How do semantic technologies work?

In the digital world, semantic technologies automate the classification of text and allow content to be assigned to specific thematic areas.

The origin of content does not play a decisive role in the analysis of meaning. Algorithms for semantic analysis process content from any available internal or external source. These include content management systems (CMS) and customer relationship management (CRM) solutions, as well as files from the company’s own intranet and openly accessible sources on the internet.

Text, audio, video or office formats – basically, any digital file format is suitable for semantic enrichment. But even if images and sounds can be analysed in principle, the semantic enrichment of texts is the most developed. Semantic text enrichment analyses headlines, teasers, texts and metadata of all content. An algorithm searches through the content for specific keywords and identifies what are referred to as entities i.e. relevant persons, places, organisations, events and general keywords.

The algorithm then calculates relevance information, which determines how important an entity is for the meaning of a text. In a third step, semantic enrichment marks recognised entities in a text.

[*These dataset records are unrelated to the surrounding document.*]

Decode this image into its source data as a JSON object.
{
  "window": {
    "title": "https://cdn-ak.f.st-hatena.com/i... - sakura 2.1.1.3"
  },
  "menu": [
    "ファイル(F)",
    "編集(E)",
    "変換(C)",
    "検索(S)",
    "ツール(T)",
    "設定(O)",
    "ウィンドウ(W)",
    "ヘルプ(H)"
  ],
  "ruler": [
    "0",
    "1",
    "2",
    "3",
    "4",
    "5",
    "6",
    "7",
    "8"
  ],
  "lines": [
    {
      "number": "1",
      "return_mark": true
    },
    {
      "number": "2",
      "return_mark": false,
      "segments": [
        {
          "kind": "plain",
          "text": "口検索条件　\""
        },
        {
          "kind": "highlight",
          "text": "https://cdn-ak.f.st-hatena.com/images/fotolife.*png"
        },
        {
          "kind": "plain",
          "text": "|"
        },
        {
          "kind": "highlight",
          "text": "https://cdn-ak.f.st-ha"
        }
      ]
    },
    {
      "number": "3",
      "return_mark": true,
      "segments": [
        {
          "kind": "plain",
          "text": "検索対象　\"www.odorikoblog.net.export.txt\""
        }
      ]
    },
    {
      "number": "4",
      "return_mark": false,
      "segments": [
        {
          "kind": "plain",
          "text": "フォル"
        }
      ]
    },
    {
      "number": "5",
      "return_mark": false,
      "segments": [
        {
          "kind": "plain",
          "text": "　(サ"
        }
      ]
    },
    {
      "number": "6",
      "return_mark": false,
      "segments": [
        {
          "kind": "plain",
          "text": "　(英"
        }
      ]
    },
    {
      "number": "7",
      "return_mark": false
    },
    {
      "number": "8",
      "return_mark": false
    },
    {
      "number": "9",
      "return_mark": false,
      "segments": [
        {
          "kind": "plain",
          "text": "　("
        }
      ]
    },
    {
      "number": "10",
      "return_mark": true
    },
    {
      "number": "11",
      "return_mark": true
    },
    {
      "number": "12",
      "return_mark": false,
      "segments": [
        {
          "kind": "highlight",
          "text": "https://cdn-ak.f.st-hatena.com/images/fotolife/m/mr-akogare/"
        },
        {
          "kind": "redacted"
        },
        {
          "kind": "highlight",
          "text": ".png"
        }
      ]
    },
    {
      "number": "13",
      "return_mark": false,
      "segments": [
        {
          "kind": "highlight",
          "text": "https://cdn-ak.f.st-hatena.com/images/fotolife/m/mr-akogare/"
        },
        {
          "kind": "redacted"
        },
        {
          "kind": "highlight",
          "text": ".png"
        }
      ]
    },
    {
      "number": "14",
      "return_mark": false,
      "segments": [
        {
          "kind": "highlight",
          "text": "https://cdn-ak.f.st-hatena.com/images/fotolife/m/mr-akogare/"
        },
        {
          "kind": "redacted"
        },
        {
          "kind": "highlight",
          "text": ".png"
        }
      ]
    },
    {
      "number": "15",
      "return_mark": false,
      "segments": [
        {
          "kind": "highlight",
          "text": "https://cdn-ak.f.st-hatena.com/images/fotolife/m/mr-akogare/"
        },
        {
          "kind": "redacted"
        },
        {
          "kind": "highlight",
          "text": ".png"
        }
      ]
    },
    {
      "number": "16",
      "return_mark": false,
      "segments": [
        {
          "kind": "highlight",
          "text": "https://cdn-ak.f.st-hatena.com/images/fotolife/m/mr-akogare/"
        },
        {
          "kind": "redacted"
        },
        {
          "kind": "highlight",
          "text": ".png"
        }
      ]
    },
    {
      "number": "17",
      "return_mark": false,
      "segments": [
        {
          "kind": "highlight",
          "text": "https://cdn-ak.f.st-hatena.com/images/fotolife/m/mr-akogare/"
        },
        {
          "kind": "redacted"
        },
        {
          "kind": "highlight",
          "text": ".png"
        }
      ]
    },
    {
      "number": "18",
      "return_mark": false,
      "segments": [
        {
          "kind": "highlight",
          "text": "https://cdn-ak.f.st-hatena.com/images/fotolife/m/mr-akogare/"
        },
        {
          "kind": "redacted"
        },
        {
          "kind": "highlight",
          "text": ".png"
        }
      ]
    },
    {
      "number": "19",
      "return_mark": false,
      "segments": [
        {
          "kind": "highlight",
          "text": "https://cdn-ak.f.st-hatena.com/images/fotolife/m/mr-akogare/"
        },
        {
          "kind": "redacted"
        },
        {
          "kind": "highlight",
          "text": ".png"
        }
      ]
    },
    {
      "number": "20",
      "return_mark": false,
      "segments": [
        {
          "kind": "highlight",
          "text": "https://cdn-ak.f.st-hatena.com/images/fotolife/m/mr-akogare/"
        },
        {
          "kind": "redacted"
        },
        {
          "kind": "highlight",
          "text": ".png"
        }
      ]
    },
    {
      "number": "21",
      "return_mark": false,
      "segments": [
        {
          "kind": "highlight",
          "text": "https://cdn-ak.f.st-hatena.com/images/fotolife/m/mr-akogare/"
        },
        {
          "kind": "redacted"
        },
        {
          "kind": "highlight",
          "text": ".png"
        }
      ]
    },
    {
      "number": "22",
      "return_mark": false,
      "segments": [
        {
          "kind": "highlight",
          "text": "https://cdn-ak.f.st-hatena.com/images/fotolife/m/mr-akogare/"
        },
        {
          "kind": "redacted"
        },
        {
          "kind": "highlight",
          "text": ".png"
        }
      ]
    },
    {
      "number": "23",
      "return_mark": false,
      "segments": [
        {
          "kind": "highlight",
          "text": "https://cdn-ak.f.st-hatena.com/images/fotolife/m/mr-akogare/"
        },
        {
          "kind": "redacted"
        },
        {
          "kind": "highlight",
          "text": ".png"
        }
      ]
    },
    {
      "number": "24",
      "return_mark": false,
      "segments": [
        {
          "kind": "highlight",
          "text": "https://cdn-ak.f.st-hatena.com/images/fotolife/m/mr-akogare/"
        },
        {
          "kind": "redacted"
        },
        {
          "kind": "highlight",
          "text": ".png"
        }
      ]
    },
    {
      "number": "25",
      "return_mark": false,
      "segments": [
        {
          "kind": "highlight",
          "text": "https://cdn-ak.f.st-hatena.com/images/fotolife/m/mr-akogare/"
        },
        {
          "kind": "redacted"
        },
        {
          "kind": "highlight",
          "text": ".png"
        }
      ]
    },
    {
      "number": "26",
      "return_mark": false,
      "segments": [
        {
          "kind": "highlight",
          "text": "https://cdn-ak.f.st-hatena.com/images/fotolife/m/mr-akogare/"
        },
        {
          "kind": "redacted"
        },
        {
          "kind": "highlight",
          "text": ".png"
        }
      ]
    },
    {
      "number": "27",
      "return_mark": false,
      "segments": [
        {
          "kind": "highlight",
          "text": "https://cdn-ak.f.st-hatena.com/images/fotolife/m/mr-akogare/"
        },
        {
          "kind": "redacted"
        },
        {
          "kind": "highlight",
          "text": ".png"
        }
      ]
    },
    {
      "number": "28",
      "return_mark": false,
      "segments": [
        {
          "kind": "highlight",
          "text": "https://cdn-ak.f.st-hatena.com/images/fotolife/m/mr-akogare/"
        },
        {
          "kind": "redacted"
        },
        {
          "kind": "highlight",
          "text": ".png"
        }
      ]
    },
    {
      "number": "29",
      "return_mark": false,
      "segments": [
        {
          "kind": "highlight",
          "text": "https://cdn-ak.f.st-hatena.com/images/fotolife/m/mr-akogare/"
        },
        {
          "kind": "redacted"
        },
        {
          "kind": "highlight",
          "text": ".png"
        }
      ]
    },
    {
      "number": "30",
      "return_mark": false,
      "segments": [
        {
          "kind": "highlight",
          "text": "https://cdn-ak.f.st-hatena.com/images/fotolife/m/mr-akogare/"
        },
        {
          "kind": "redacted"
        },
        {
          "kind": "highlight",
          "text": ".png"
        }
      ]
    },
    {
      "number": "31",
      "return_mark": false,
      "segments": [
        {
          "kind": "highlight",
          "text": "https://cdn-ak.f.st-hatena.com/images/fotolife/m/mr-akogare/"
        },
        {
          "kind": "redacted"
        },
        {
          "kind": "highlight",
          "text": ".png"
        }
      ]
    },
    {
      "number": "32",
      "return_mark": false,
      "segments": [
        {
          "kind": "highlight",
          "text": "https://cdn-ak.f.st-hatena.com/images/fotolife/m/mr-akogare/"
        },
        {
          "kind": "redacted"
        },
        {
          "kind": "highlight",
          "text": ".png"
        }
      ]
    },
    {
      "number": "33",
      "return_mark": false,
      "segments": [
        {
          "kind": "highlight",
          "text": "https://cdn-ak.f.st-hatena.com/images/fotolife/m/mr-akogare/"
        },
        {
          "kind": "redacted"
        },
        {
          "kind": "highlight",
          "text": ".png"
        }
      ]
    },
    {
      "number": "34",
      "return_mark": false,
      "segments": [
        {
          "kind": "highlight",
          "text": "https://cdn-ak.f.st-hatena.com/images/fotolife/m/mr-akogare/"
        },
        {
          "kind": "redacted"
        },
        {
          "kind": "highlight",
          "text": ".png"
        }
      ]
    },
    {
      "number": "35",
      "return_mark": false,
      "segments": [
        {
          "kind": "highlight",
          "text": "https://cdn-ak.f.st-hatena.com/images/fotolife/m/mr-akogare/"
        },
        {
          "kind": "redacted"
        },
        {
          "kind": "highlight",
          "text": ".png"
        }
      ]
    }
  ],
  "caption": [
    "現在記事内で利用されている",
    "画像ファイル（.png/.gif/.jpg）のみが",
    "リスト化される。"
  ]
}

It is in this way that structured, machine-readable data is created from unstructured texts and content is generated that can be digitally utilised by any company. The functions of semantic solutions for companies and institutions can be described briefly as follows:

  • Derive structured data from unstructured content by extraction
  • Automatic tagging of entities and internal linking
  • Classification and curation of content
  • Machine learning for the optimal evaluation of historical data
  • Easy integration into any CMS

In concrete solutions, semantic enrichment supports, for example, the editors of news portals in the automatic indexing of articles. Tools for the creation of topic pages, which aggregate all contributions of a news website in a user-friendly way, are also based on semantic enrichment. Significant effects can also be observed through the visibility of information in search engines, for user-friendliness and the economic use of digital content.

Where are semantic technologies used?

The industries and application areas in which semantic processes can be used are as varied as they are exciting: wherever knowledge is gained from internal data troves or where information from different sources is to be aggregated and (re)utilised, the use of semantic technologies comes into question. Companies and organisations benefit in particular from the following advantages:

  • Gain knowledge from internal stores of data
  • Increase visibility and relevance of their own topics
  • Aggregate and utilise content from various sources

Semantic methods are therefore particularly useful where the optimal management of a constantly growing volume of text content is important for the strategic goals of an organisation. Publishing houses, archives and service departments are potential beneficiaries of semantic solutions. But companies from other industries – for example e-commerce traders with large amounts of product data and texts or companies in the field of knowledge management – also use semantic technologies to classify their product range.

For example, the media library of the Stasi document archive was able to organise the multimedia contents of its online database more efficiently by using semantic technologies. The result: the diversity of the multimedia media library has been made more visible, and access to the documents in the database optimised.